Yesterday’s national accounts delivered a very encouraging and positive set of numbers.

Real gross domestic product growth is up 3.4 per cent through the year, beating market expectations, and it is stronger than the growth rate of any G7 country. Australia now enjoys not only its 27th year of consecutive economic growth but the highest growth rate since 2012, during the once-in-a-generation mining boom.

Significantly, the nominal rate of GDP growth for the year is also up at 4.7 per cent, surpassing the budget forecast of 4.25 per cent. This will flow through to the final budget outcome due this month.

What is so pleasing about the breakdown of yesterday’s numbers is that GDP growth is broadly based. No single sector did all the heavy lifting. Household consumption, dwelling investment, business investment — both mining and non-mining — final public demand, a euphemism for government spending, and exports were all up for the year.

Business conditions and confidence were above the 20-year historical average, and the unwinding of the mining and investment boom, which for the past few years has been a drag on economic growth, now has almost worked ­itself out of the system.

Jobs are being created at a rapid rate with the impact being felt right across the economy.

In the last financial year, 330,000 jobs were created, the largest jobs growth we have seen since 2004-05.

With the unemployment rate at 5.3 per cent, the lowest since 2012, and participation rates (65 per cent) about record levels, more women, seniors and young people are finding employment.

Indeed in 2017-18 more than 95,000 Australians aged 15 to 24 found employment. This was the best result since 1988-89, almost 30 years ago.

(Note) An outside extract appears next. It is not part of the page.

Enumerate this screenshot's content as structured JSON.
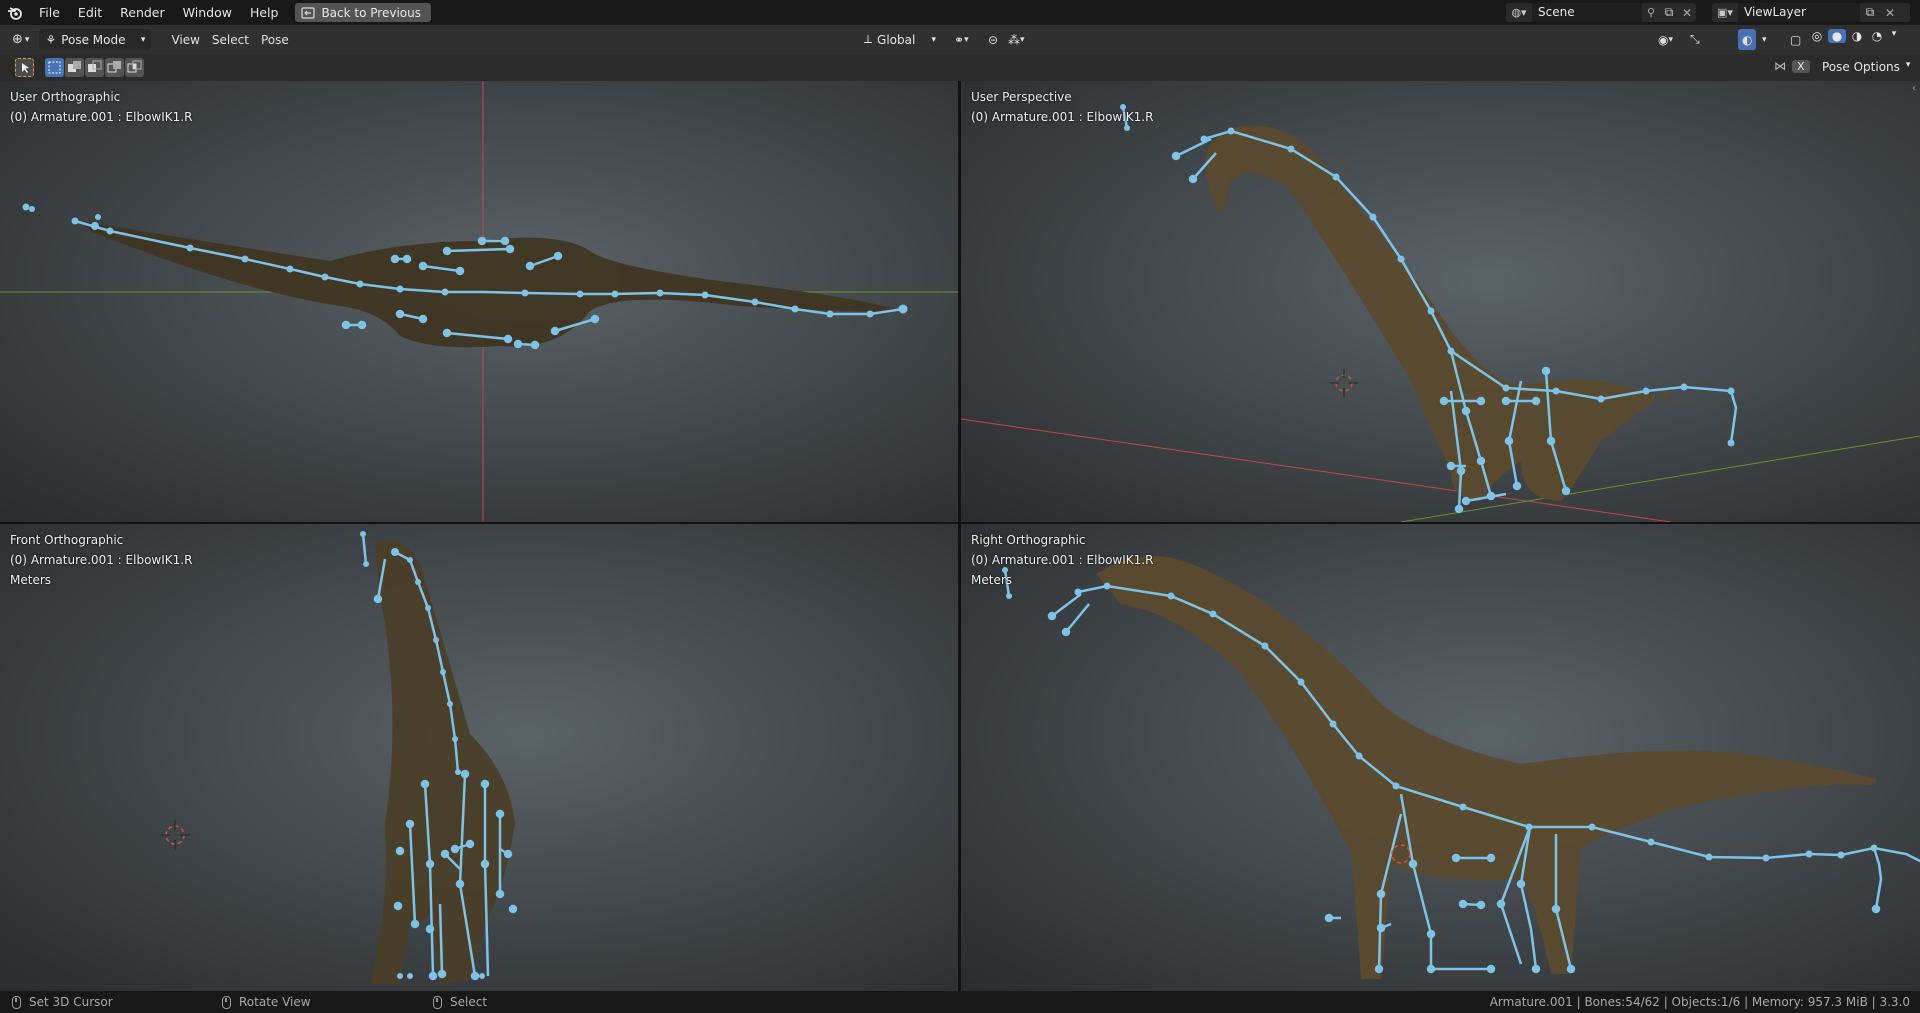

Although it is true wage growth has been low, compensation of employees continues to grow at 4.8 per cent through the year, reflecting the strong employment growth, and the outlook for the ­labour market is strong.

The Reserve Bank is forecasting the unemployment rate will continue to decline.

Indeed, in a statement on Monday announcing the cash rate was to be kept for the 25th consecutive month at 1.5 per cent, the Reserve Bank made reference to tightening labour market conditions, referring to skills shortages in some areas, while indicating that with the economy continuing to grow there should be a “further lift in wages growth over time”.

The growth in the Australian economy is a very powerful story and is allowing the government to fund the essential services we need — with more funding for hospitals, schools, childcare, infrastructure and the National Disability Insurance Scheme.

Programs such as these without a strong economy amount to little more than empty promises that cannot be kept.

This is why so much is at stake at the next election.

In government during the past five years the Coalition has demonstrated sound economic management, which has involved the lowest growth in government spending in 50 years, the proportion of working-age Australians dependent on welfare falling to the lowest level in 25 years, and a budget that is on track to return to balance next year, the first time in more than a decade.

A lower, simpler, fairer tax system also has been legislated, with significant company and personal income tax cuts — with our enterprise tax plan benefiting more than three million businesses that have a turnover of less than $50 million and employ about seven million Australians.

The government’s personal income tax cuts also have led to more than 10 million Australians being better off by up to $530 a year from step one of our plan, which took effect on July 1.

By the time the personal tax cuts are fully implemented, 94 per cent of taxpayers will pay no more than 32.5c in the dollar.

In contrast, Bill Shorten will go to the next election promising to roll back tax relief for about seven million workers and deny income tax relief to millions of Australians.

This is all part of a Labor strategy to shrink rather than grow the economic pie and slug Australians with more than $200 billion in new taxes — hitting their income, their business, their property and their retirement savings.

When people go to the ballot box at the next election, the choice will be clear: the Opposition Leader will be taking money out of their pocket and Scott Morrison will be leaving it in.